Chip figured that he had plenty of time to watch this over and over again and so for now he fast forwarded to the money shot. He saw when Don Mockson’s associates stood up from their chairs and began chanting. He could watch the blood come into Buck Lemaire’s face and finally, he could watch Buck jump from his chair and Don fall to the floor with the shape of his body slightly distorted by the camera optics.

Mostly, everything he saw was as he remembered. He was surprised at the way that his mental movie matched up with the movie playing on his screen. The outsized perspective of the camera was different than the outsized perspective that his recollection placed on the incident, but distortions aside, he was pleased to find out that he wasn’t as far off as he had feared.

The strange coincidence that Allison had pointed out between Buck’s shout and Don’s descent was apparent even though there was no soundtrack. It was clear from the movements of his mouth when he was shouting and Chip used the slider to go back and forth over the two moments. In the video version of events, Buck’s eruption actually occurred slightly before Don began to fall to the ground. Chip could see how Allison might have been confused because Don’s shock sequed smoothly into the motion of falling backwards so that it looked like he starting falling as soon as Buck shouted. After reviewing the frames over and over, Chip decided that Don had been first surprised and then a split second later had begun to fall to the ground. Using the listed frame rate of the video camera system, Chip was actually able to quantify how long the split second between those two events was.

Chip began to search the video for evidence that Don Mockson had not had a stroke. Of course, you couldn’t see a stroke with a camera, but the thought of Don’s blood vessels reminded Chip of a piece of technology that had appeared in an old video game system. Using an ordinary CCD video camera like one would find in a computer for videoconferencing, there was enough color detail to actually discern the subtle variations in shade that resulted from a person’s pulse. Video game developers had used this sensor to develop personally tailored experiences that kept people at a peak level of excitement without desensitizing them. Chip wondered if the same idea could work on this surveillance video footage. The individual faces were quite a bit smaller than they would be on a webcam, but the resolution of the camera system was better, so maybe the idea had a chance of working.
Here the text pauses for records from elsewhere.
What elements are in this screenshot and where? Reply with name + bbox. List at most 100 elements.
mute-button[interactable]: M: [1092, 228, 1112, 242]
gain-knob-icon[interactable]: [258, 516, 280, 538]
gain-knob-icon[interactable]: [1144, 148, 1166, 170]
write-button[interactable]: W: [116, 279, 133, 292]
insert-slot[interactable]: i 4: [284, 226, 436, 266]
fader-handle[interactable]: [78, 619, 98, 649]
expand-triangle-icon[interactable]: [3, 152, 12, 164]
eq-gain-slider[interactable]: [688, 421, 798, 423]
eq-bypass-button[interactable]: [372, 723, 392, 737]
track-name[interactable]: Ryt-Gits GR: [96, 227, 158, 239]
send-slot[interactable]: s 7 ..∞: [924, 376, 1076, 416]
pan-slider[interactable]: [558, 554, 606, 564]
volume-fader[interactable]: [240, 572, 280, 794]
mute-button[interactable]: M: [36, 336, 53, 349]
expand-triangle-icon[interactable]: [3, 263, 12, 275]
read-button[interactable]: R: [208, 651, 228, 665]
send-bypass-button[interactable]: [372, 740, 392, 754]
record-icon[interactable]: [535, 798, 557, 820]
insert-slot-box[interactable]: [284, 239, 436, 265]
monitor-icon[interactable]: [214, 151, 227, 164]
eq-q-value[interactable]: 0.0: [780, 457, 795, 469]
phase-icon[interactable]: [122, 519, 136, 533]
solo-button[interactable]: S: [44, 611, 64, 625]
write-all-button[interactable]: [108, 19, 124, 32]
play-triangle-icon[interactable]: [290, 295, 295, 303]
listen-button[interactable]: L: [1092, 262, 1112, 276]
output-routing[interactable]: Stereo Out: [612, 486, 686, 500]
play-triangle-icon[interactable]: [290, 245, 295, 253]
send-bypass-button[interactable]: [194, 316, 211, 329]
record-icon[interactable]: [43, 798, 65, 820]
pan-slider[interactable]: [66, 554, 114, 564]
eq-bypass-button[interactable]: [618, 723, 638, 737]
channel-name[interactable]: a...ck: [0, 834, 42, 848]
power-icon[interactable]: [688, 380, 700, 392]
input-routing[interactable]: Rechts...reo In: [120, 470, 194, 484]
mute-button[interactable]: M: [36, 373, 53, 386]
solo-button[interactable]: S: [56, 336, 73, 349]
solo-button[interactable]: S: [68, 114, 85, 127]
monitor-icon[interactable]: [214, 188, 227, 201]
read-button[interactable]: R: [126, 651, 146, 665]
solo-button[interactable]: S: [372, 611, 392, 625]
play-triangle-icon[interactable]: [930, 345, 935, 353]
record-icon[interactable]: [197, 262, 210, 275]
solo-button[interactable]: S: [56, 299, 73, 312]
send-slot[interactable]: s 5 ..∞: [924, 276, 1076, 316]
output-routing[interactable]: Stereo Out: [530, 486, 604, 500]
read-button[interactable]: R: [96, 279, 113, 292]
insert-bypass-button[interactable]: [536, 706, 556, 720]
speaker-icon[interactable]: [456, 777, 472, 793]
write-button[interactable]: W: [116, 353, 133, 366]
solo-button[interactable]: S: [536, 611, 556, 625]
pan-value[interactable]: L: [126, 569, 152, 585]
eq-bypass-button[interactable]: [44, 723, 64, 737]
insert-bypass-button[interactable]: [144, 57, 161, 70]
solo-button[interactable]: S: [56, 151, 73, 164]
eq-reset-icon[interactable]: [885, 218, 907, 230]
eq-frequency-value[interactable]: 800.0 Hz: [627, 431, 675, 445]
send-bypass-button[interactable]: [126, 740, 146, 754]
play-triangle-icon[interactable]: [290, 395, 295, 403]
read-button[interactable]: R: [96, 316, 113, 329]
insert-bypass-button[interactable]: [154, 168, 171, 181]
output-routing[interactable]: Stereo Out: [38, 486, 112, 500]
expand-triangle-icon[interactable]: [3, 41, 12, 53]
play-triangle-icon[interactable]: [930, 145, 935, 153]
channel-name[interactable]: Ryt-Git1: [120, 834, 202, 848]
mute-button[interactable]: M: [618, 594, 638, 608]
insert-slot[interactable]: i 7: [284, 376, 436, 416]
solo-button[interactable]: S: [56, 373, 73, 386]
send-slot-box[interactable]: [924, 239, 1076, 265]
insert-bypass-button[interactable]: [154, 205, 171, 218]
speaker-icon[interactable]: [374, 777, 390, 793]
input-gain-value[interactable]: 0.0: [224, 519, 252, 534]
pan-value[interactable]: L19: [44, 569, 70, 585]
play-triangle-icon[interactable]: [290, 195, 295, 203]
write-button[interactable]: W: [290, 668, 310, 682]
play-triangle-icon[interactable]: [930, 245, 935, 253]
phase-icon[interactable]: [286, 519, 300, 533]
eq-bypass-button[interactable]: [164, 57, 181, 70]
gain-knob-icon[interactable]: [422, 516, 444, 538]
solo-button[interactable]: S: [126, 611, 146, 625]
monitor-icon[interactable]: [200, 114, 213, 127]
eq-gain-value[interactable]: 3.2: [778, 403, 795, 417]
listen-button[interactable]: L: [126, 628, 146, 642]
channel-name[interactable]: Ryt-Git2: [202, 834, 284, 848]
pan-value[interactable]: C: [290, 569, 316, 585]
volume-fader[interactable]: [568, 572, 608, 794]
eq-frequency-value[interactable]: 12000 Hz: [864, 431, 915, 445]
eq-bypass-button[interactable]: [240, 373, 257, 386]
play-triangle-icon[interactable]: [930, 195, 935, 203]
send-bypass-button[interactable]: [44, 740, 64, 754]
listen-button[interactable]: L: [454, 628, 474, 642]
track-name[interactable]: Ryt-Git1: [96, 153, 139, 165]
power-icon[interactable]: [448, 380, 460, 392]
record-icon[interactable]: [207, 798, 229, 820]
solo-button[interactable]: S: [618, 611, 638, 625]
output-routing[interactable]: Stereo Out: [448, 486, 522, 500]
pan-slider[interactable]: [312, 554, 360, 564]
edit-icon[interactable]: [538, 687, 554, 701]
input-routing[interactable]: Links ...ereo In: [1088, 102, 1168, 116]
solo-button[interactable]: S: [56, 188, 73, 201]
The code for the video game system was still a tightly held secret, even though one hadn’t sold at retail for years, but with some digging, Chip came up with the proof of concept code that was originally published in the scientific literature. It turned out to be relatively simple to go to the author’s website and download the code. It was in an older variant of a programming language, but Chip was eventually able to reconstruct the software necessary to process the video files. With some more effort, he extracted the individual frames from the surveillance video and cropped out just the part showing Don Mockson’s face. Feeding those images into his jury-rigged pulse recognition software, he was surprised when it worked the first time.

The program output luridly colored versions of the video frames using colormaps that were chosen to highlight the minute differences in shades of pink that were hints at the blood flowing underneath a person’s skin. In addition to the false color images, there was also a simple number, 65 beats per minute. Don Mockson had been as cool as a cucumber in the moment before he died.